Dari semua ini, Edy sangat marah dan geram. Karenanya ia berkeyakinan di balik kelangkaan minyak goreng di Sumut belakangan ini, pasti ada pemain yang sengaja melakukan penimbunan. Karena itu, Edy langsung meminta Satgas Pangan melakukan penelusuran.
“Kuat dugaan saya, di balik kelangkaan minyak goreng belakangan ini pasti ada pemain di belakangnya. Karenanya saya minta Satgas Pangan melacak siapa ini pemainnya. Dan benar dugaan saya, kita akhirnya berhasil menemukan sekitar 1,1 juta kilogram produk minyak goreng kemasan yang ditimbun dalam gudang suatu produsen di Kabupaten Deli Serdang,” jelasnya.
Kasus yang terjadi di atas ternyata masih banyak lagi daerah lainnya yang serupa, seperti di Lampung, dan Jawa Timur.
Bahkan Gubernur Jawa Timur, Khofifah Indar Parawansa mengungkapkan penyebab kelangkaan minyak goreng diwilayahnya karena adanya penyaluran distributor yang lamban sampai ke masyarakat bawah.
Entah apa dan bagaimana kelambanannya ini, pastinya secara pemikiran sederhana saja, distributornya menunda dulu pengiriman atau dengan kata lain didiamkan atau sama saja ditimbun terlebih dulu.
Kalau sudah begini siapa yang menjerit terjadinya kelangkaan minyak goreng. Pastinya ibu rumah tangga, dan para pedagang kecil.
Sekalinya ada minyak goreng , dijual dengan harga tinggi, atau harga murah dengan antrian panjang, yang belum tentu mereka dapatkan, karena sebagian minyak goreng tersebut sudah ada yang memborongnya.

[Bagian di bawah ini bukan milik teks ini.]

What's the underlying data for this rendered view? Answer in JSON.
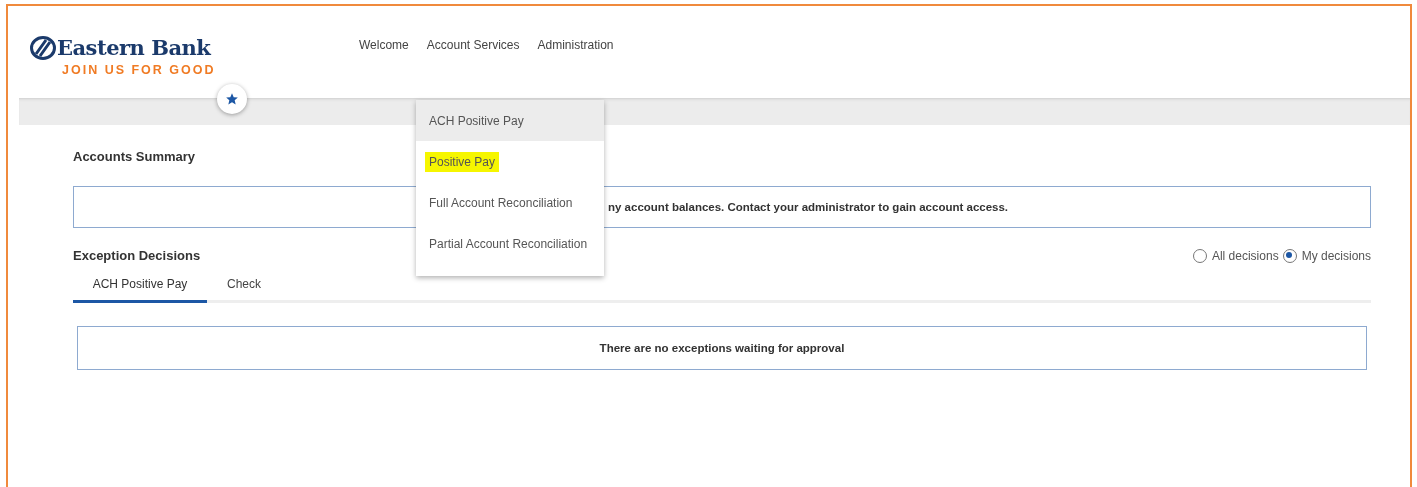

Dilema dan sedih melihat hal seperti ini . Disaat kita diuji oleh pandemi yang belum tau kapan selesainya, rakyat masih juga diuji dengan kelangkaan kebutuhan pokok sebagai penunjang makanan yang dipakainya setiap hari.
Padahal, menurut Indar Parawansa, kelangkaan minyak goreng seharusnya tidak terjadi, mengingat kebutuhan minyak goreng masyarakat Jatim mencapai 59.000 ton per bulan mampu terpenuhi dengan kapasitas produksi pabrik yang mencapai 62.000 ton/bulan.
“Artinya, terdapat surplus sebesar 3.000 ton,” terang dia.
Namun, kata dia, saat turun ke lapangan, justru didapati banyak toko-toko ritel modern yang juga tidak mendapatkan suplai minyak goreng bahkan sampai satu pekan.
Tentunya, kata Khofifah, kondisi ini semakin mempersulit masyarakat yang tidak bisa mendapatkan minyak goreng dengan HET yang sudah ditetapkan pemerintah.
“Saya mohon kerja samanya kepada pada para distributor agar mempercepat proses penyaluran minyak goreng subsidi ke seluruh pasar, baik modern, ritel, tradisional, hingga warung-warung kecil,” pinta Khofifah.
Menanggapi begitu banyak peristiwa minyak goreng yang terjadi di Indonesia, Kepala Staf Kepresidenan RI Moeldoko memastikan, pemerintah akan terus mengatasi kelangkaan minyak goreng di Indonesia.
Moeldoko mengatakan ada kelangkaan minyak goreng di beberapa lokasi di Indonesia, namun tidak secara spesifik menyebutkan nama lokasi itu.
“Adanya kelangkaan di beberapa lokasi akan terus diatasi. Kemendag dan produsen sampai saat ini terus berkomunikasi untuk menyelesaikan masalah itu,” kata Moeldoko dalam keterangan tertulis, Sabtu (19/2/2022).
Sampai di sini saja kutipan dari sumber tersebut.